Despite all the taunts and jibes made towards Swift by challenger fintechs, the global financial messaging service provider remains the incumbent juggernaut at the heart of the world’s banking system. 

Headquartered in Belgium, Swift connects more than 11,500 banking and securities organisations, market infrastructures and corporate customers in more than 200 countries and territories. 

Swift has also been wielded as an international geopolitical weapon. After Russia invaded Ukraine in February 2022, Russian banks were cut off from the Swift system as part of a wide set of sanctions.

Even so, in 2022, Swift processed more than 11.24 billion messages on its core messaging service, up 6.6% over the year. Some 1.63 billion messages came from Asia Pacific, representing 14.4% of the year’s total.

Compared to both listed and unlisted fintechs that are flush with cash, Swift can claim to be a “neutral cooperative”; it is overseen by the G-10 central banks (Belgium, Canada, France, Germany, Italy, Japan, The Netherlands, the UK, the US, Switzerland and Sweden) as well as the European Central Bank. In addition, the Swift Oversight Forum is composed of central banks from other major economies, including MAS.

Now, Swift is attempting to live up to its name. On Aug 22, Swift reported that 89% of transactions processed on its network reach recipient banks within an hour, well ahead of speed targets set by the Financial Stability Board (FSB) to achieve one-hour processing for 75% of international payments by 2027.

But there is still more to be done at the industry level, says Swift. “At present, only 60% of wholesale payments reach customer accounts in that time frame due to delays at the beneficiary leg caused by issues including regulatory controls, batch processing and opening hours of market infrastructures.”

Swift’s survey of “7,000 consumers and small businesses” in Australia, China, Germany, India, Saudi Arabia, South Africa, the UK and the US found that 79% of consumers and 76% of SMEs expect an international payment to be completed within an hour or less. 

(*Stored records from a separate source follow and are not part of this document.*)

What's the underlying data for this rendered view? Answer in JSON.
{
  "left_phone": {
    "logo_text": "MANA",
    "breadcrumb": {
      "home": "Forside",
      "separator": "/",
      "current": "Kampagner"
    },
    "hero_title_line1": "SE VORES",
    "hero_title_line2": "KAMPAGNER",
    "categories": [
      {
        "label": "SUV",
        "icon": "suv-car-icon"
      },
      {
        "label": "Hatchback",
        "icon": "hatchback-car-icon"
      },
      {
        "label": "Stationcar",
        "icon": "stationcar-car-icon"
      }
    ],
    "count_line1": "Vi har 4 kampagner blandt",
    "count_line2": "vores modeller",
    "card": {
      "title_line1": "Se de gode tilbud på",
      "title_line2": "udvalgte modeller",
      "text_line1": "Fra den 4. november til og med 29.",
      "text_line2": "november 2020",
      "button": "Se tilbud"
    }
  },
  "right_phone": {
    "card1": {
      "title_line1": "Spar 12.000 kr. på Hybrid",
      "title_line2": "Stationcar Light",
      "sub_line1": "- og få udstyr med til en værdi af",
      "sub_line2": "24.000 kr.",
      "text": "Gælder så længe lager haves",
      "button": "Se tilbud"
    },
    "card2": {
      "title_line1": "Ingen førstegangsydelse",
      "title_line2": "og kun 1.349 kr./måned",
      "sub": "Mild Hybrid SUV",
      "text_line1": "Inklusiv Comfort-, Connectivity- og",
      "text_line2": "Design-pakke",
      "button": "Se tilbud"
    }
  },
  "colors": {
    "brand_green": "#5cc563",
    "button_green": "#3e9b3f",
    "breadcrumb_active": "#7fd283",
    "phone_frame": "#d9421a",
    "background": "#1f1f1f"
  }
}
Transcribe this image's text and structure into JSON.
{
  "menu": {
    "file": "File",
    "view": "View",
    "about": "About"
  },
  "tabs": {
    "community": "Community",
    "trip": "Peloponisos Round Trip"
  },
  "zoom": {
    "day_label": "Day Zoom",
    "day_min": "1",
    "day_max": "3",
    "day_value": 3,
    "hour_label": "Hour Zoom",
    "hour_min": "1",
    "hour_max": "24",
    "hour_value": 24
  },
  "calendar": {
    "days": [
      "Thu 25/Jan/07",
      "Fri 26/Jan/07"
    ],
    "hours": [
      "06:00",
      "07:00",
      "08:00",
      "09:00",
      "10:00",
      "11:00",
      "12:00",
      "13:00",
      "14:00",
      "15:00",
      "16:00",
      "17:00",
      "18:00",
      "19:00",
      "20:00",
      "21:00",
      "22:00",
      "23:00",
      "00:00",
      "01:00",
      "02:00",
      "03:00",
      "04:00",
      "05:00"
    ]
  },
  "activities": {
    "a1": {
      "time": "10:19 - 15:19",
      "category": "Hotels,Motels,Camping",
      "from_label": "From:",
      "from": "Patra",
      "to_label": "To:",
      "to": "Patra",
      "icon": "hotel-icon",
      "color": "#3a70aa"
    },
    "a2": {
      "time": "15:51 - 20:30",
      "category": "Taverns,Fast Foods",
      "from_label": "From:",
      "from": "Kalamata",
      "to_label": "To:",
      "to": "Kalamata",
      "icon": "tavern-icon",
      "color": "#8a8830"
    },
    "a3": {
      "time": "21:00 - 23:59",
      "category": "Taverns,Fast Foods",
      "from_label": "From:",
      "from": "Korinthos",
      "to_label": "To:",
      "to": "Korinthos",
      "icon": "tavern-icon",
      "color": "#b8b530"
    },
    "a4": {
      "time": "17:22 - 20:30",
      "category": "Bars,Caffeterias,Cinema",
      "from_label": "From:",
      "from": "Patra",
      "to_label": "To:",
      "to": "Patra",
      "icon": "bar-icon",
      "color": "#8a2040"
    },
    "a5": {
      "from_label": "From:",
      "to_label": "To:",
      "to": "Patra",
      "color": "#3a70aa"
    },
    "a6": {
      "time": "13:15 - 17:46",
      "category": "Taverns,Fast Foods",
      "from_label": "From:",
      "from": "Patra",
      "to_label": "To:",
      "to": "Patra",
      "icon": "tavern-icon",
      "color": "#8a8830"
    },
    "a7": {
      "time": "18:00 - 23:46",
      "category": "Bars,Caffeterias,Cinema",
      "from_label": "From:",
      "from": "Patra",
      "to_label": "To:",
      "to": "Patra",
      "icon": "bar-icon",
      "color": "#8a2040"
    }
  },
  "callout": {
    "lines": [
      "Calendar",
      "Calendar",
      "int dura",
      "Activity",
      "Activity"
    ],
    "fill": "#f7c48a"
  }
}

The results of the online survey, released in July, reveal that only 24% of consumers and 15% of SMEs expect payments to be instant. However, expectations for speed are likely to increase as more domestic market infrastructures move to instant payments, says Swift. 

Customers “overwhelmingly” look to banks first when making an international payment, says Swift. While 87% of SMEs and 81% of consumers prefer banks, three-quarters of respondents said they would consider switching to a different provider if they received a better offer.

At 50 years old, Swift’s response to challenger fintechs is its own “competitively-priced” cross-border payments solution. Launched in 2021, Swift Go has onboarded more than 630 banks across 130 countries.

Low-value cross-border payments, such as sending money to family abroad or a small business trading with overseas partners, have “very real, everyday implications” for people around the world, says Thierry Chilosi, chief strategy officer at Swift. 

“Our research confirms there is a real opportunity for financial institutions to offer compelling solutions that combine simple and transparent digital front-end experiences with secure, reliable, and fast back-end processing. This is exactly why we developed Swift Go with our community to facilitate fast and predictable low-value international payments, and we will keep innovating in this space to ensure payments of all sizes can flow across the globe without friction."